RM – « En fait, moi j’aimerais bien les mettre sur scène justement, mais c’est difficile de tourner avec trois danseurs et sept musiciens. Du coup je vais faire une bande son de sorte à pouvoir tourner rien qu’avec mes trois danseurs, mais si je propose la pièce à un théâtre ou quoi, je proposerai d’inclure les musiciens aussi. Peut-être pas tous mais deux ou trois. Mais ça, ça doit encore se fixer. Mais c’est clair que j’aimerais bien, et ça donnerait encore mieux de les avoir sur scène c’est sûr. »
 
LZU – Tu peux nous parler un peu de ton parcours de chorégraphe ?

RM – « Ici c’est ma première création en tant que chorégraphe (Les Épines de la Rose, ndlr). Après j’ai des donné des cours de danse donc ça va, mais pour moi apprendre les bases, faire des petites chorés, ça n’a rien à voir avec la création. Sinon j’ai fait deux créative boils avec Owdi au Zinnema, on est par groupe de trois, et on doit créer un spectacle en un weekend. On a des coaches, des intervenants qui viennent nous aider. Et j’ai aussi fait le Groundwork avec Cindy Claes, c’est un stage à la création d’une semaine à Destheleide. Il y avait différents workshops, on a eu Yves aussi, Yves Ruth. Ça m’a beaucoup appris, ça m’a vraiment beaucoup appris ouais. Mais donc voilà, mon parcours en tant que chorégraphe, je pars sur ma première création. »

LZU – Comment fait-on pour vivre de la danse en Belgique ?

RM – « Ça dépend. Il y a plusieurs façons, il y a plusieurs profils en fait. Par exemple Alex The Cage lui il est spécialisé dans le battle. Son public ce sont les freestylers et les gens qui vont le payer pour prendre ses cours. Donc d’abord les cours, puis les battles qu’il va gagner. Pour d’autres c’est la chorégraphie et eux ils peuvent accompagner des chanteurs par exemple. Maintenant ça se complexifie avec les réseaux sociaux. Par exemple Jenny (BSG, ndlr), grâce à son réseau elle a tellement de gens qui la suivent qu’en fait elle peut juste faire une publicité, et elle a une communauté tellement immense que ça lui suffit. Donc voilà. Après il y a les créations, tourner en théâtre, moi c’est vers ça que j’ai envie de me tourner. J’ai envie de m’exprimer par ce biais-là. J’aime bien la pédagogie, j’aime bien donner cours, mais cette année j’ai arrêté pour pouvoir être focus sur mes projets. En fait j’en donne encore un peu mais seulement des cours privés. Du coup voilà, les battles, les cours, tourner dans des théâtres, accompagner les chanteurs sur scènes ou dans des vidéoclips. Il faut juste trouver à travers quoi on préfère s’exprimer et travailler pour aller dans cette direction-là. »

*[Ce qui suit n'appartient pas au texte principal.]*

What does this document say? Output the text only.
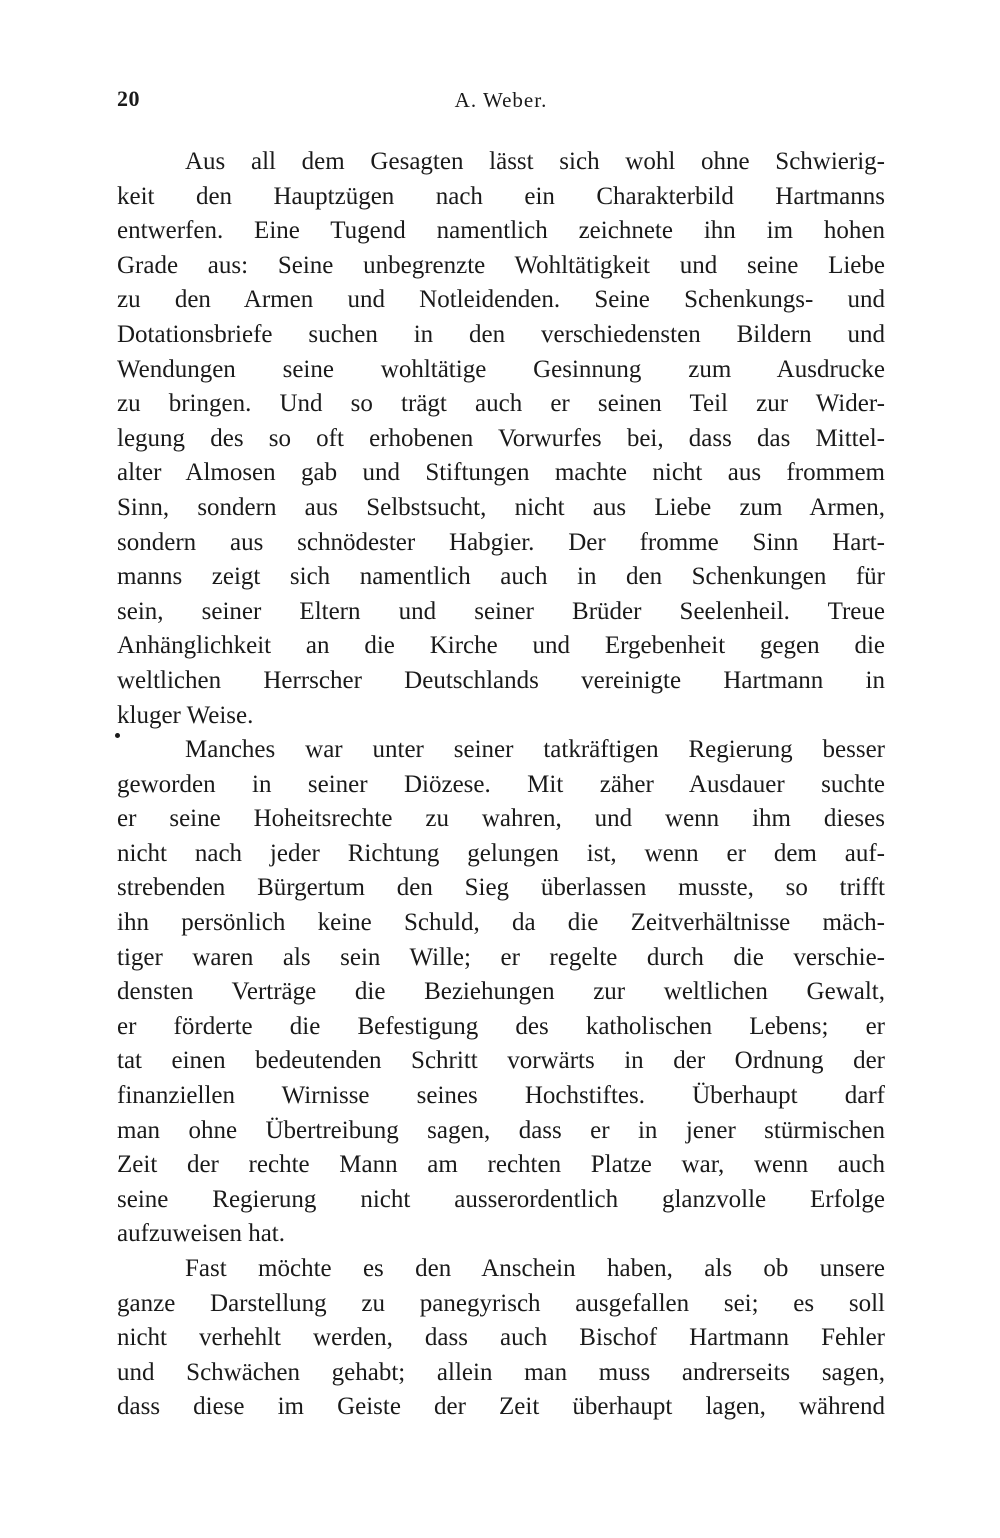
20	A. Weber.
Aus all dem Gesagten lässt sich wohl ohne Schwierig-
keit den Hauptzügen nach ein Charakterbild Hartmanns
entwerfen. Eine Tugend namentlich zeichnete ihn im hohen
Grade aus: Seine unbegrenzte Wohltätigkeit und seine Liebe
zu den Armen und Notleidenden. Seine Schenkungs- und
Dotationsbriefe suchen in den verschiedensten Bildern und
Wendungen seine wohltätige Gesinnung zum Ausdrucke
zu bringen. Und so trägt auch er seinen Teil zur Wider-
legung des so oft erhobenen Vorwurfes bei, dass das Mittel-
alter Almosen gab und Stiftungen machte nicht aus frommem
Sinn, sondern aus Selbstsucht, nicht aus Liebe zum Armen,
sondern aus schnödester Habgier. Der fromme Sinn Hart-
manns zeigt sich namentlich auch in den Schenkungen für
sein, seiner Eltern und seiner Brüder Seelenheil. Treue
Anhänglichkeit an die Kirche und Ergebenheit gegen die
weltlichen Herrscher Deutschlands vereinigte Hartmann in
kluger Weise.
Manches war unter seiner tatkräftigen Regierung besser
geworden in seiner Diözese. Mit zäher Ausdauer suchte
er seine Hoheitsrechte zu wahren, und wenn ihm dieses
nicht nach jeder Richtung gelungen ist, wenn er dem auf-
strebenden Bürgertum den Sieg überlassen musste, so trifft
ihn persönlich keine Schuld, da die Zeitverhältnisse mäch-
tiger waren als sein Wille; er regelte durch die verschie-
densten Verträge die Beziehungen zur weltlichen Gewalt,
er förderte die Befestigung des katholischen Lebens; er
tat einen bedeutenden Schritt vorwärts in der Ordnung der
finanziellen Wirnisse seines Hochstiftes. Überhaupt darf
man ohne Übertreibung sagen, dass er in jener stürmischen
Zeit der rechte Mann am rechten Platze war, wenn auch
seine Regierung nicht ausserordentlich glanzvolle Erfolge
aufzuweisen hat.
Fast möchte es den Anschein haben, als ob unsere
ganze Darstellung zu panegyrisch ausgefallen sei; es soll
nicht verhehlt werden, dass auch Bischof Hartmann Fehler
und Schwächen gehabt; allein man muss andrerseits sagen,
dass diese im Geiste der Zeit überhaupt lagen, während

LZU – Tu es aussi DJ (DJ Mpuki, ndlr), peux-tu nous expliquer comment tu es passé de la danse aux platines ?

RM – « Comme j’ai toujours baigné dans la culture hip hop et house, c’est venu assez naturellement. Déjà quand j’étais plus jeune je voulais faire de la musique, j’ai aussi fait un peu de batterie. J’ai toujours aimé la musique, donc j’ai passé le pas, j’ai acheté un contrôleur et je m’y suis mis. J’ai commencé il y a deux ans pendant le premier confinement, je mixais mes styles de prédilection. Donc house et hip hop. Après je mixe un peu de tout, afro etc. mais je suis plus spécialisé en house et hip hop. J’ai d’abord pris le temps de me perfectionner chez moi, puis il y a deux mois j’ai mixé pour la première fois pour une session house de Raquel (Suarez, ndlr) ici à Bruxelles. Et le mois passé pour le Detours, c’était un battle house. Plus récemment j’ai mixé pour un festival, c’était vraiment super, l’énergie était vraiment intense. Mais c’était mes trois premières scènes, là je réseaute parmi les gens du milieu pour pouvoir mixer dans les battles. Je cible aussi l’événementiel pour pouvoir mixer dans des boites de nuit ou autres événements, toute sorte de chose quoi. »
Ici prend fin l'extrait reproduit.